Researchers at the University of Nottingham have proven this is a significant tool in assisting healthcare professionals to discover individuals at the highest risk of suffering from heart disease.
Collating this information is acceptable to members of the public, inexpensive and simple, the scientists in the institution's Division of Primary Care department stated.
The investigation was large-scale, controlled and randomised, involving 748 people who had not had any cardiovascular risk previously diagnosed.
These participants were split into two groups, one of which was a control study and the other involved intervention.

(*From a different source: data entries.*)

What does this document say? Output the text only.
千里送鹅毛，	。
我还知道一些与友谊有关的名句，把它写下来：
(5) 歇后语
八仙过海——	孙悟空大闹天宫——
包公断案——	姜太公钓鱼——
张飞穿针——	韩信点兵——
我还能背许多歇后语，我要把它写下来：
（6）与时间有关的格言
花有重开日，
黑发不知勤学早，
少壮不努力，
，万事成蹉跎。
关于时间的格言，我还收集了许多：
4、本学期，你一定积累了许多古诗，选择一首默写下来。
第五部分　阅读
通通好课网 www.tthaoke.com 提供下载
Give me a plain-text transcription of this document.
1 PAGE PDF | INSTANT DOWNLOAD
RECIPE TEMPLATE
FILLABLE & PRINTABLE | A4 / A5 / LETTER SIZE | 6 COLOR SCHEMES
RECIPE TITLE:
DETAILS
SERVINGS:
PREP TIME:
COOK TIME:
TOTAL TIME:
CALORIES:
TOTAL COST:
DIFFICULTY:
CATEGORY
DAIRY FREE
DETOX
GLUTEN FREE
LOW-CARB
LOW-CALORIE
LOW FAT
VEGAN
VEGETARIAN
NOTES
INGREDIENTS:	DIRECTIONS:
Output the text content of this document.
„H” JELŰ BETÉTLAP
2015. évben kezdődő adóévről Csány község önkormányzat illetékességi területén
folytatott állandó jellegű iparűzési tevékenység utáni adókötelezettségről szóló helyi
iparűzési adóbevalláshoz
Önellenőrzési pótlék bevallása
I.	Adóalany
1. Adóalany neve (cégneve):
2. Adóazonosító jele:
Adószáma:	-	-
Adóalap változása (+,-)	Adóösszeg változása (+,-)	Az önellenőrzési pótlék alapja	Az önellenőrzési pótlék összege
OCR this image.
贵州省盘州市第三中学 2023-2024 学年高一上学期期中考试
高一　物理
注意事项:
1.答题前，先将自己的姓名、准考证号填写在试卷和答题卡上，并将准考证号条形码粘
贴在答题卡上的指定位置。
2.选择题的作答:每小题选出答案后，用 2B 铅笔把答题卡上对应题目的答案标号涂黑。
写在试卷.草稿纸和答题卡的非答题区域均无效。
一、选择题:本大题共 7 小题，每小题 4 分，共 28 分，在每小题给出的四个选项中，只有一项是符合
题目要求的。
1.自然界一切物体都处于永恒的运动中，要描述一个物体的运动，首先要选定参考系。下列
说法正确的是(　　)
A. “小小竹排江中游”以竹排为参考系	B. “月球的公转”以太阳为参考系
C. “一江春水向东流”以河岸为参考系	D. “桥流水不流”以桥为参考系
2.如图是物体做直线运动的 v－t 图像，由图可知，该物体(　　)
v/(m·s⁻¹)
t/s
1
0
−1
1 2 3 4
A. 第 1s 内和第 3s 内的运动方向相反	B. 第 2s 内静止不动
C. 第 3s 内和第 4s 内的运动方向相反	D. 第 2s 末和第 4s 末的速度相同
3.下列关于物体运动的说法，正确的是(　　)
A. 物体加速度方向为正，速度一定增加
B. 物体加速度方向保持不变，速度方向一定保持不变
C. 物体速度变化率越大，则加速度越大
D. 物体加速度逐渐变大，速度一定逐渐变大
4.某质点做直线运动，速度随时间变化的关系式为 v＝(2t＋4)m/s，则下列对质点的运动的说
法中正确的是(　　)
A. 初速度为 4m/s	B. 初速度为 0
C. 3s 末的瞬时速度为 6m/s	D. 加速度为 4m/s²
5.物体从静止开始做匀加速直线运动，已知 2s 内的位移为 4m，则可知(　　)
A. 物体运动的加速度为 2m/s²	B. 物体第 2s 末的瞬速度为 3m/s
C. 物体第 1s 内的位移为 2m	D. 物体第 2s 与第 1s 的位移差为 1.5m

Those in the latter group provided their doctors with information relating to a family history of heart disease.
Other factors, such as lifestyle, exercise, diet and tobacco consumption were used to ascertain a standard risk of suffering from the illness and if a familial basis was also determined, this figure was multiplied 1.5 times.
Patients determined to have a likelihood of developing heart disease in the next decade that was greater than 20 per cent were invited back for a consultation.
The study was published in Annals of Internal Medicine – which used its editorial to highlight the research – and was led by professor Nadeem Qureshi.
He said: "Recently there has been great interest in performing genetic tests to identify individuals at high risk of heart disease, but our study has found that simply taking a detailed family history may be as effective, if not more, to identify these individuals."
This illness has a wide range of risk factors, including alcohol intake, stress, job, income, ethnicity and other health problems.
It can result in angina, heart attacks, strokes and a range of other conditions, which can prove fatal.